É possível que os Estados Unidos e Israel insistam na estratégia atual, tentando forçar a passagem pelo Estreito de Ormuz em uma guerra de atrito contra o Irã. Pode haver mais danos, portanto, à infraestrutura, com mais semanas de interrupção do tráfego até que a situação comece a arrefecer. Isso poderia elevar ainda mais as cotações do petróleo, do gás, dos fertilizantes e de outros insumos nos mercados internacionais. Não se pode descartar, porém, que a pressão econômica force algum recuo. O presidente Donald Trump dificilmente conseguirá sustentar por muitas semanas um cenário de forte alta da gasolina e de outros combustíveis, que reduzirá sua popularidade.

Mas, independentemente da próxima decisão de Estados Unidos e Israel, é importante registrar as consequências que já podem ser estimadas a partir do estado atual do conflito.

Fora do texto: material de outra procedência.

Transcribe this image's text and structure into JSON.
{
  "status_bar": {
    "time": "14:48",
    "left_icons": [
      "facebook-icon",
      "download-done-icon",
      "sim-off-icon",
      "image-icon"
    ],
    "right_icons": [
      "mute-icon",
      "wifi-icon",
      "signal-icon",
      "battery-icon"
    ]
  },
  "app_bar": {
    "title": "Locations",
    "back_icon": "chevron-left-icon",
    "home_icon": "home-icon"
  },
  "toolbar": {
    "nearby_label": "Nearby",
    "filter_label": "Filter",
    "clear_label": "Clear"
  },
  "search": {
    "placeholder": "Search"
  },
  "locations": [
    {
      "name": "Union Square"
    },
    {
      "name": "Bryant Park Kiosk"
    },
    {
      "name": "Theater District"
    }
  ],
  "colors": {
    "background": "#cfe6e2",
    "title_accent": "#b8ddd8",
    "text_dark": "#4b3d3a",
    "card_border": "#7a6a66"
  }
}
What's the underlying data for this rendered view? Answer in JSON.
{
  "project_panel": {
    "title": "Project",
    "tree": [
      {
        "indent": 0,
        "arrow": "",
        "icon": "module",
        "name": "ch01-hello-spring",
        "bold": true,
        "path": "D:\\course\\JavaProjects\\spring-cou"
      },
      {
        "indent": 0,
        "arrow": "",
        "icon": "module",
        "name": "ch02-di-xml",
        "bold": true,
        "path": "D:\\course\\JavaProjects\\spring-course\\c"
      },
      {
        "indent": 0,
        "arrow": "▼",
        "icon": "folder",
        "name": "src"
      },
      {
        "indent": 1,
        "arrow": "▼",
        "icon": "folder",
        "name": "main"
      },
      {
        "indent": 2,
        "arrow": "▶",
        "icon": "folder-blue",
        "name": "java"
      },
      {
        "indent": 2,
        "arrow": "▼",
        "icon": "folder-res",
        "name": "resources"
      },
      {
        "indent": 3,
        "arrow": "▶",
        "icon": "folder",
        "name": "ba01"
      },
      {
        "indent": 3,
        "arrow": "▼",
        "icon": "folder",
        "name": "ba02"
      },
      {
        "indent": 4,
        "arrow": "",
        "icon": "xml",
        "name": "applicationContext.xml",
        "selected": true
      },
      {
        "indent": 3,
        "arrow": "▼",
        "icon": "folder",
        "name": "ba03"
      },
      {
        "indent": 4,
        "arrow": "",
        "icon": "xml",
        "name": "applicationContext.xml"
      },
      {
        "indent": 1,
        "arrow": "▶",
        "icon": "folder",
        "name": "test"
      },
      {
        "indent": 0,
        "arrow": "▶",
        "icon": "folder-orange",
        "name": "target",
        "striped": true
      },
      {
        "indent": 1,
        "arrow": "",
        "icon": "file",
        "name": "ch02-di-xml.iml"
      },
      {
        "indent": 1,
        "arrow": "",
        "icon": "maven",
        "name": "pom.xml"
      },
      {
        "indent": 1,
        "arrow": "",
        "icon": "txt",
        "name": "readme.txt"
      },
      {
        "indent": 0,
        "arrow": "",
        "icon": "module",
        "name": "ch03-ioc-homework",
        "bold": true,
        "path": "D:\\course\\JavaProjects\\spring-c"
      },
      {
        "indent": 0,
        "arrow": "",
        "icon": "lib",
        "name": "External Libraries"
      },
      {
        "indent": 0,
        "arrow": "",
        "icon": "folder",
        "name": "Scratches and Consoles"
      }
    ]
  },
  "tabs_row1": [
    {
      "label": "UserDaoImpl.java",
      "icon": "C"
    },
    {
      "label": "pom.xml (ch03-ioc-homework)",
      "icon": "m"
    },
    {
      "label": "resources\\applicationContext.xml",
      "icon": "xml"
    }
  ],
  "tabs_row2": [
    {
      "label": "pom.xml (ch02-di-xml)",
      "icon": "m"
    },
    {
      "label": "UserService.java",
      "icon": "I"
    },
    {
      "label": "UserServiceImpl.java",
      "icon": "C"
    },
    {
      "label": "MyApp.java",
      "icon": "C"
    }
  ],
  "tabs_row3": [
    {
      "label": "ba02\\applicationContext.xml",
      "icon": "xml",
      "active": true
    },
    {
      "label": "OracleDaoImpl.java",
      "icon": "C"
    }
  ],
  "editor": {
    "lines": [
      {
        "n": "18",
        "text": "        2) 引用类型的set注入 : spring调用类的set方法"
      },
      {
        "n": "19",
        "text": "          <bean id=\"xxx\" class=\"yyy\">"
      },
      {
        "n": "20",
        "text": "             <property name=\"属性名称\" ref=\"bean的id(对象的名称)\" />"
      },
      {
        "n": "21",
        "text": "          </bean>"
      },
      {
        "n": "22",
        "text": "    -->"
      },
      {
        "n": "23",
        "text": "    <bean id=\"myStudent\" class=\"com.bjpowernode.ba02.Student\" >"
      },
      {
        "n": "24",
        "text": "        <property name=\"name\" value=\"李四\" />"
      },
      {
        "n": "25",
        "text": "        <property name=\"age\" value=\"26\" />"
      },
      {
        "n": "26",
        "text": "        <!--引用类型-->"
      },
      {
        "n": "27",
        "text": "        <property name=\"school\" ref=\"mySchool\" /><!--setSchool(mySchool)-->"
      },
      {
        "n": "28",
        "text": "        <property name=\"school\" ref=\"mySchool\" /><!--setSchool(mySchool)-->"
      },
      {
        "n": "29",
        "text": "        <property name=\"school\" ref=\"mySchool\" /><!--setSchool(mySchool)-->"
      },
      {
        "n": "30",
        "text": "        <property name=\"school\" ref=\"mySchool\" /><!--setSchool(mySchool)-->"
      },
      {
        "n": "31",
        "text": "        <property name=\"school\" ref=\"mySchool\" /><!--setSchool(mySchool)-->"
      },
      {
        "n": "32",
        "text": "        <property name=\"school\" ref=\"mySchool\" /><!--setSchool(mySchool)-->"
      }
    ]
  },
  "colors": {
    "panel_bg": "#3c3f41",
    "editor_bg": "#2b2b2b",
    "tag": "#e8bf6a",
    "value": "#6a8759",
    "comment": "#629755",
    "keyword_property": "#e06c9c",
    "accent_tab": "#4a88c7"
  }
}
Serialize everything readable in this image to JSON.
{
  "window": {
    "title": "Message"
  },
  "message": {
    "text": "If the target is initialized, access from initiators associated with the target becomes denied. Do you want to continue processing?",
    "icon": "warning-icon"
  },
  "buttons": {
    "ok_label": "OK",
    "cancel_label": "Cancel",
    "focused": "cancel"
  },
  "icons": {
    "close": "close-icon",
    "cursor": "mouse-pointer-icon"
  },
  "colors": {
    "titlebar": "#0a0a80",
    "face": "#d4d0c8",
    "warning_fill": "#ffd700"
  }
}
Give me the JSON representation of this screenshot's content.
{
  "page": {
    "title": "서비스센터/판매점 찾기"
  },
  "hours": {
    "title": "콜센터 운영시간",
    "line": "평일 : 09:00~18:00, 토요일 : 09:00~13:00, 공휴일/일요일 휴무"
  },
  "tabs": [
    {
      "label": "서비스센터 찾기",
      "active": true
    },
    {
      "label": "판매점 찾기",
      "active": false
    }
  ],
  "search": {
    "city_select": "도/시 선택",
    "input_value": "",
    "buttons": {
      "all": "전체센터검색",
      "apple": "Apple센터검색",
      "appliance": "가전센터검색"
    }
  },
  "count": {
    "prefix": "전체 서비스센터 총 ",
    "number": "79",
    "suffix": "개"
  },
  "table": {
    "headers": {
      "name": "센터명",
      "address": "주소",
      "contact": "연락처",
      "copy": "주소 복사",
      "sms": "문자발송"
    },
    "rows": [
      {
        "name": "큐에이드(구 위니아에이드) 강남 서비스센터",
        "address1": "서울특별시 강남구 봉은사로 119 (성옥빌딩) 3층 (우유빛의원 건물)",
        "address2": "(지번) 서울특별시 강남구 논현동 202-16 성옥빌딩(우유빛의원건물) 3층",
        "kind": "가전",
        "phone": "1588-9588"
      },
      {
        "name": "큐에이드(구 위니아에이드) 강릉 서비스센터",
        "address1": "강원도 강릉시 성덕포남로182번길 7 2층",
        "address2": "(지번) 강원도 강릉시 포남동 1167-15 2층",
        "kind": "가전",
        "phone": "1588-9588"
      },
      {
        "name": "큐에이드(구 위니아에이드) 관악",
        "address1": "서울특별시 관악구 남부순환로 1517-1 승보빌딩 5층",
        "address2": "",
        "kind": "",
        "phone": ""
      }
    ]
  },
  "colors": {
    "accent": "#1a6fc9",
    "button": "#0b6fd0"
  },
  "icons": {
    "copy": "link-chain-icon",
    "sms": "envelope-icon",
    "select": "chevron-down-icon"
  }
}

Nos mercados de energia, o impacto já é comparável ao do início da Guerra da Ucrânia, em 2022, com duas diferenças principais.

A primeira é que, naquela ocasião, os preços subiram mais do que agora, mas voltaram ao normal mais rapidamente. Dessa vez, com os danos já registrados, a previsão é de um período mais longo de preços acima da média recente. Portanto, mais receitas para um país exportador como o Brasil, mas com pressão inflacionária mais prolongada.

A segunda diferença diz respeito ao impacto geográfico. Em 2022, a Europa foi a mais afetada pela interrupção do fornecimento de gás da Rússia. Agora, são os asiáticos que estão mais prejudicados, e que correm para o mercado internacional em busca de reposição. Há risco de escassez de alguns desses produtos, o que pode intensificar tensões geopolíticas e ter impacto econômico. No caso do Brasil, a grande preocupação é com o diesel, pois a competição de outros países pelas importações desse combustível pode não só aumentar os preços aqui, mas também levar a dificuldades de abastecimento.

Também podem ser traçados paralelos com 2022 no mercado de alimentos. O aumento de preços de fertilizantes por um período prolongado pode gerar custos mais elevados não apenas em 2026, mas também no ano seguinte.

O impacto de todos esses movimentos nas eleições no Brasil depende da gravidade do conflito nas próximas semanas e da resposta do governo. As primeiras medidas contra o aumento do diesel vieram rápido, o que ajuda a prevenir uma greve de caminhoneiros aos moldes de 2018. Mas esse risco precisará ser monitorado de perto, assim como o comportamento mais amplo da inflação e da atividade econômica. O Brasil pode estar mais protegido do que outros países por ser exportador de petróleo e produtor de alimentos, mas certamente não está imune a um conflito em larga escala.